But be the weather good or bad,
Sow thy seed in the true March.”[64]
Others say, “though you cannot send a pebble against the north wind” (ged nach cuireadh tu dòirneag an aghaidh na gaoth tuath) you are to sow.
“A night in March is swifter than two in harvest” (Is luaithe oidhche sa Mhàrt na dhà san fhogharadh).
Inid, SHROVETIDE.
The Gaelic name is from Lat. Initium, this being the beginning of Lent. It was always reckoned as “The first Tuesday of the Spring Light” (chiad Di-màirt de’n t-solus Earraich), i.e. of the new moon in spring. It is a moveable feast, and this is a simple way of calculating it. The plan adopted by the English Church is more complicated—Shrovetide is always the seventh Tuesday before Easter, and Easter is “the first Sunday after the first full moon, which happens on or after the 21st March; but if the full moon is on a Sunday, Easter day is the Sunday following.”
Shrovetide was called “an Inid bheadaidh” (shameless Shrovetide), because the day of the festival was held to precede the night, while, in the case of all the other festivals, the night or vigil was held to precede the day. A good reason for this will be found in a natural aversion to begin the austerities of Lent.
It has been already told[65] (art. Diabolus) how Michael Scott, or, according to Skye tradition, Parson Sir Andro of Rigg, near Storr in that island, went to Rome, riding on the devil, and first ascertained from the Pope the rule for calculating the day.

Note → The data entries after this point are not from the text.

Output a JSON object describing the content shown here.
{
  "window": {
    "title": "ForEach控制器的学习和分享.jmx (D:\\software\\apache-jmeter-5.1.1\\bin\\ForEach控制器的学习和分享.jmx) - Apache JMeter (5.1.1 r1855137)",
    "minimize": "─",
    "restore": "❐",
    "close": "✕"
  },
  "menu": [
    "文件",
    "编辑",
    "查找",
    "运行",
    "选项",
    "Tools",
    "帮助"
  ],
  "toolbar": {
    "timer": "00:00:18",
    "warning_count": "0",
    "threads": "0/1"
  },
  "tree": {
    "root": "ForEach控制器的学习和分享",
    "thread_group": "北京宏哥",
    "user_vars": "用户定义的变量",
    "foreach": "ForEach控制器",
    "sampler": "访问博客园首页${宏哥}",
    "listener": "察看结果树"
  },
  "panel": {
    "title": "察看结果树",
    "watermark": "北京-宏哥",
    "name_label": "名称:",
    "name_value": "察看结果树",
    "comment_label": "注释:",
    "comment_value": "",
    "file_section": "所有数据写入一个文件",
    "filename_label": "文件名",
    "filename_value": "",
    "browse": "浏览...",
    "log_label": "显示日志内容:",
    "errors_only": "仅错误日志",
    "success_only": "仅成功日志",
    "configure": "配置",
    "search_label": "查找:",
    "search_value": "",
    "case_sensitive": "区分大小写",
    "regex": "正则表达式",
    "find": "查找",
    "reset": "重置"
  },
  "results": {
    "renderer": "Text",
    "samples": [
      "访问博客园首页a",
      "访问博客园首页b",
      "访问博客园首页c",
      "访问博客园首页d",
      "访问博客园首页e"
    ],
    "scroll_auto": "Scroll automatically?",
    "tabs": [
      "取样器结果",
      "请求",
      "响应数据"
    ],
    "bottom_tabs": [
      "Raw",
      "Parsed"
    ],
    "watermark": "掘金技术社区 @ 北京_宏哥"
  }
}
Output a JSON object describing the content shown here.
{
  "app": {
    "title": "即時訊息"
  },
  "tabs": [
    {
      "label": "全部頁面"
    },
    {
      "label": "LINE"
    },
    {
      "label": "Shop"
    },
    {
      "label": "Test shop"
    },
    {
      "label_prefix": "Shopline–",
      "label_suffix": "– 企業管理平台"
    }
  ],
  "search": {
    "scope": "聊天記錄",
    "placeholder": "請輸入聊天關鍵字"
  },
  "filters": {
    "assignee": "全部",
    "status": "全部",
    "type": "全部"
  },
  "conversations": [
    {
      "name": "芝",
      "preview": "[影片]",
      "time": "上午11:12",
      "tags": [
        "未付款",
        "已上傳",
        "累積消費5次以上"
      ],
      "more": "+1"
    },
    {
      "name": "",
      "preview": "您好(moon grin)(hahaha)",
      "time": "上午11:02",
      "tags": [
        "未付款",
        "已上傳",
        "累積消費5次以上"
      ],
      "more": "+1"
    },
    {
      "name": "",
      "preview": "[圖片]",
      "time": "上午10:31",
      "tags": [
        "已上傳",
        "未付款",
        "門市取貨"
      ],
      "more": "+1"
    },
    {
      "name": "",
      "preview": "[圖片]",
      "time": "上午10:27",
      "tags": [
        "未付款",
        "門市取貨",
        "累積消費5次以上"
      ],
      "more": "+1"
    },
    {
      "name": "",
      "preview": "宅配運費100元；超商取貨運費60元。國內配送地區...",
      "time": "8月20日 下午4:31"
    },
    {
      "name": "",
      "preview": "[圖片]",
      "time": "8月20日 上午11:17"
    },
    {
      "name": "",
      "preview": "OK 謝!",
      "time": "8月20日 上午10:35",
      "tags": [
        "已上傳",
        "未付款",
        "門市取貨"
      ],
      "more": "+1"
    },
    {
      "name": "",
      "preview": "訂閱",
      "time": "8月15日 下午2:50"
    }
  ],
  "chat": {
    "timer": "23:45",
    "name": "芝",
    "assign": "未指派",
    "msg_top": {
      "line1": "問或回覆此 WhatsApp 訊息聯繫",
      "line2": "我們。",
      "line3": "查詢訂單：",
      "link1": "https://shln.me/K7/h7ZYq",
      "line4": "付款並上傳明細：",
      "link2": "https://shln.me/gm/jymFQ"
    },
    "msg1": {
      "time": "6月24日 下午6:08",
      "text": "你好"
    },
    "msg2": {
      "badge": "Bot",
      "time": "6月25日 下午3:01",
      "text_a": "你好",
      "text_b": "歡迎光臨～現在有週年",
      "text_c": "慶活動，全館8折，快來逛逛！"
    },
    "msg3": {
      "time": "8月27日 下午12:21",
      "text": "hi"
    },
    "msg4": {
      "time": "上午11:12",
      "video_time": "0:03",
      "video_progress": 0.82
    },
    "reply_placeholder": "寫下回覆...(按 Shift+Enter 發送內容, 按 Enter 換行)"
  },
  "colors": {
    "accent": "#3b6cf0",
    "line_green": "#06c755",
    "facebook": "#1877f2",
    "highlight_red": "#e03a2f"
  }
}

In schools it was the day for cock-fighting, and giving gratuities to the schoolmaster. The latter custom was observed with more correctness on the first Monday of the year, being the day allotted for presents. The practice of cock-fighting is extinct in the Highlands, but presents to the schoolmaster are universally practised. The boy and girl who give the largest donation (and it seldom exceeds a shilling) are declared King and Queen of the school, and have the privilege of asking “a play” (i.e. a holiday) for the school.